RIO DE JANEIRO — When the Archbishop of the Brazilian city of Manaus, Leonardo Steiner kneels before Pope Francis on August 27, the Brazilian cleric will go down in history as the first cardinal to come from the Amazon region.
“Communities feel that the distance between Rome and the Amazon is now smaller,” Steiner told The Associated Press. “Perhaps this is the reason for the joy of the Amazon people at Pope Francis’ decision.”
Steiner attributed his selection to four priorities of the pope: the desire to do more missionary work in the Amazon and to be attentive to the poor; caring for the Amazon “as our common home” and being a Church that “knows how to contribute to the autonomy of indigenous peoples”.
Spanning nine countries, the Amazon region is larger than the European Union. It is home to 34 million people, including more than three million indigenous people, belonging to about 400 ethnic groups, according to the Catholic Church.
There is a religious lens through which to view the acute environmental struggles also unfolding in the region: The Catholic Church’s socio-environmental agenda is a contentious issue with many Brazilian Pentecostal churches. These have a powerful caucus in the Brazilian parliament and have passed the pro-agribusiness beef caucus in Congress. Pentecostals and beef industry advocates belong to President Jair Bolsonaro’s political base.
Cardinals are the most senior clergy under the pope. Often called “red hats” because of the color of their caps, they serve as papal advisers. More importantly, together they select every pope, the leader of the world’s 1.3 billion Roman Catholics.
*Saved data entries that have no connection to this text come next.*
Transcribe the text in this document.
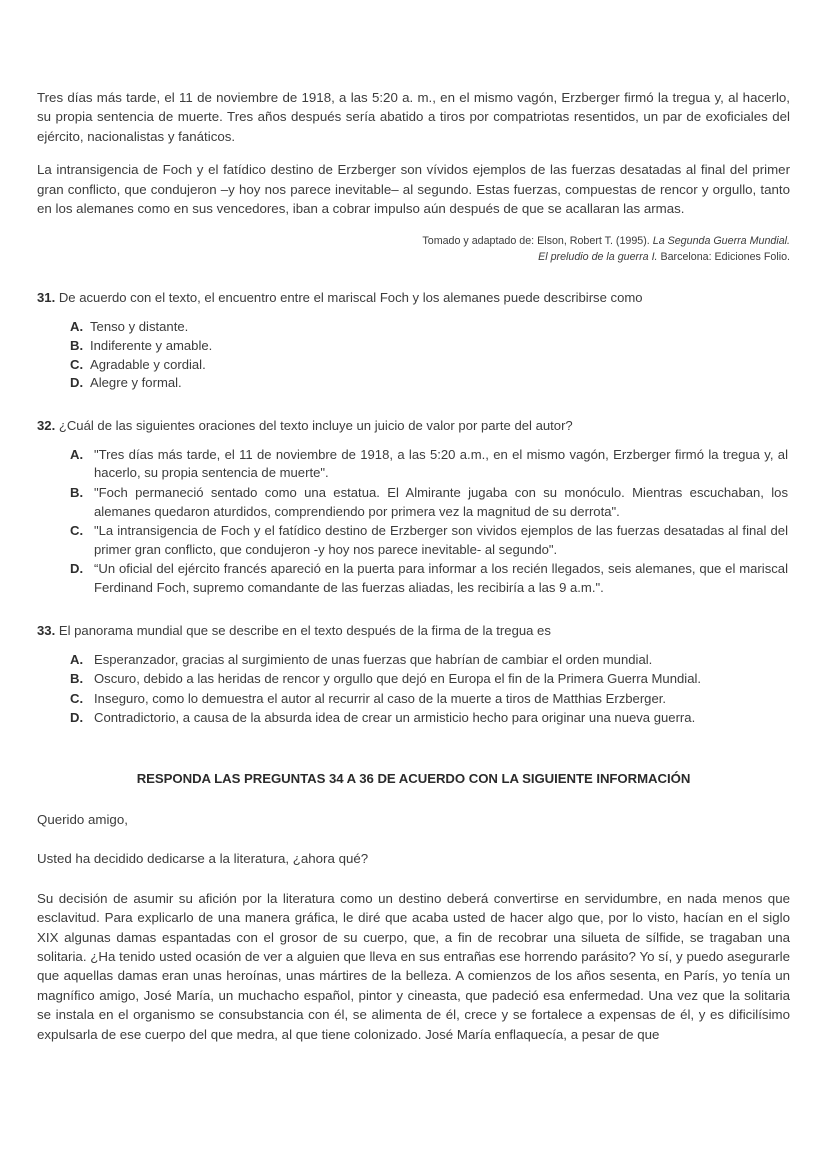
Tres días más tarde, el 11 de noviembre de 1918, a las 5:20 a. m., en el mismo vagón, Erzberger firmó la tregua y, al hacerlo, su propia sentencia de muerte. Tres años después sería abatido a tiros por compatriotas resentidos, un par de exoficiales del ejército, nacionalistas y fanáticos.

La intransigencia de Foch y el fatídico destino de Erzberger son vívidos ejemplos de las fuerzas desatadas al final del primer gran conflicto, que condujeron –y hoy nos parece inevitable– al segundo. Estas fuerzas, compuestas de rencor y orgullo, tanto en los alemanes como en sus vencedores, iban a cobrar impulso aún después de que se acallaran las armas.

Tomado y adaptado de: Elson, Robert T. (1995). La Segunda Guerra Mundial.
El preludio de la guerra I. Barcelona: Ediciones Folio.
31. De acuerdo con el texto, el encuentro entre el mariscal Foch y los alemanes puede describirse como
A. Tenso y distante.
B. Indiferente y amable.
C. Agradable y cordial.
D. Alegre y formal.
32. ¿Cuál de las siguientes oraciones del texto incluye un juicio de valor por parte del autor?
A. "Tres días más tarde, el 11 de noviembre de 1918, a las 5:20 a.m., en el mismo vagón, Erzberger firmó la tregua y, al hacerlo, su propia sentencia de muerte".
B. "Foch permaneció sentado como una estatua. El Almirante jugaba con su monóculo. Mientras escuchaban, los alemanes quedaron aturdidos, comprendiendo por primera vez la magnitud de su derrota".
C. "La intransigencia de Foch y el fatídico destino de Erzberger son vividos ejemplos de las fuerzas desatadas al final del primer gran conflicto, que condujeron -y hoy nos parece inevitable- al segundo".
D. “Un oficial del ejército francés apareció en la puerta para informar a los recién llegados, seis alemanes, que el mariscal Ferdinand Foch, supremo comandante de las fuerzas aliadas, les recibiría a las 9 a.m.".
33. El panorama mundial que se describe en el texto después de la firma de la tregua es
A. Esperanzador, gracias al surgimiento de unas fuerzas que habrían de cambiar el orden mundial.
B. Oscuro, debido a las heridas de rencor y orgullo que dejó en Europa el fin de la Primera Guerra Mundial.
C. Inseguro, como lo demuestra el autor al recurrir al caso de la muerte a tiros de Matthias Erzberger.
D. Contradictorio, a causa de la absurda idea de crear un armisticio hecho para originar una nueva guerra.
RESPONDA LAS PREGUNTAS 34 A 36 DE ACUERDO CON LA SIGUIENTE INFORMACIÓN

Querido amigo,

Usted ha decidido dedicarse a la literatura, ¿ahora qué?

Su decisión de asumir su afición por la literatura como un destino deberá convertirse en servidumbre, en nada menos que esclavitud. Para explicarlo de una manera gráfica, le diré que acaba usted de hacer algo que, por lo visto, hacían en el siglo XIX algunas damas espantadas con el grosor de su cuerpo, que, a fin de recobrar una silueta de sílfide, se tragaban una solitaria. ¿Ha tenido usted ocasión de ver a alguien que lleva en sus entrañas ese horrendo parásito? Yo sí, y puedo asegurarle que aquellas damas eran unas heroínas, unas mártires de la belleza. A comienzos de los años sesenta, en París, yo tenía un magnífico amigo, José María, un muchacho español, pintor y cineasta, que padeció esa enfermedad. Una vez que la solitaria se instala en el organismo se consubstancia con él, se alimenta de él, crece y se fortalece a expensas de él, y es dificilísimo expulsarla de ese cuerpo del que medra, al que tiene colonizado. José María enflaquecía, a pesar de que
For Church watchers, it will come as no surprise that Francis eventually appointed an Amazonian cardinal, given the importance the region had to his papacy and the attention he gave it.
Francis was first moved by the fate of the vast Amazon basin in 2007, during the conference of the Episcopal Council of Latin American Bishops, according to Brazilian priest and historian José Oscar Beozzo. Francis was at that time the Archbishop of Buenos Aires and helped write the official record of the conference. The final text pleads for the preservation of the Amazon and Antarctica.
Francis went on to consecrate an entire synod – or meeting – of the region’s bishops in 2019. In his environmental awakening, crystallized in his 2015 encyclical “Praised be” he pleads for the preservation of the region’s biodiversity and depicts the indigenous peoples as forests. guards. In 2018 he also visited Madre de Dios, a region of the Peruvian Amazon devastated by illegal mining and logging.
The pope appointed Steiner archbishop of Manaus right after the end of the Amazon synod, appealing to a Franciscan who clearly shares the same philosophy and ideology as the pope’s namesake, St. Francis. The pope may have noticed Steiner because he held a prominent position in the Brazilian episcopal conference and served as its general secretary from 2011 to 2019. He also has serious Roman credentials, having served as general secretary of the Pontifical Antonianum University of the Franciscans in Rome, one of the main pontifical universities.
The Amazon synod was also marked by the theft of three indigenous statues of a naked pregnant woman that were part of a procession to the Vatican at the start of the meeting. Conservative critics had castigated the synod’s “pagan” prayers and idolatry, and early one morning thieves entered a church in the Vatican area where the statues were on display and threw them into the Tiber.
Francis publicly apologized to the Indigenous leaders present for the theft, and the statues were dredged from the river in time for the meeting to end. One was placed prominently in the synod hall while the synod fathers voted on the final recommendations.
The main thief, an Austrian activist Alexander Tschugguel, became something of a celebrity among the traditionalist opposition to Francis because of the stunt.
The Catholic Church’s relationship with the Amazon began in 1617 when Franciscan missionaries arrived in the coastal region of Belém. Their opposition to the enslavement of indigenous peoples strained relations with the Portuguese authorities, who expelled Catholic missionaries from the region three times, the last time in 1759.
Steiner, 71, is one of 21 new cardinals announced by Pope Francis in late May. They include Giorgio Marengo, who served as the Apostolic Prefect of Ulaanbaatar, Mongolia, Robert McElroy, Bishop of San Diego and Peter Okpaleke, Bishop of Ekwulobia, Nigeria.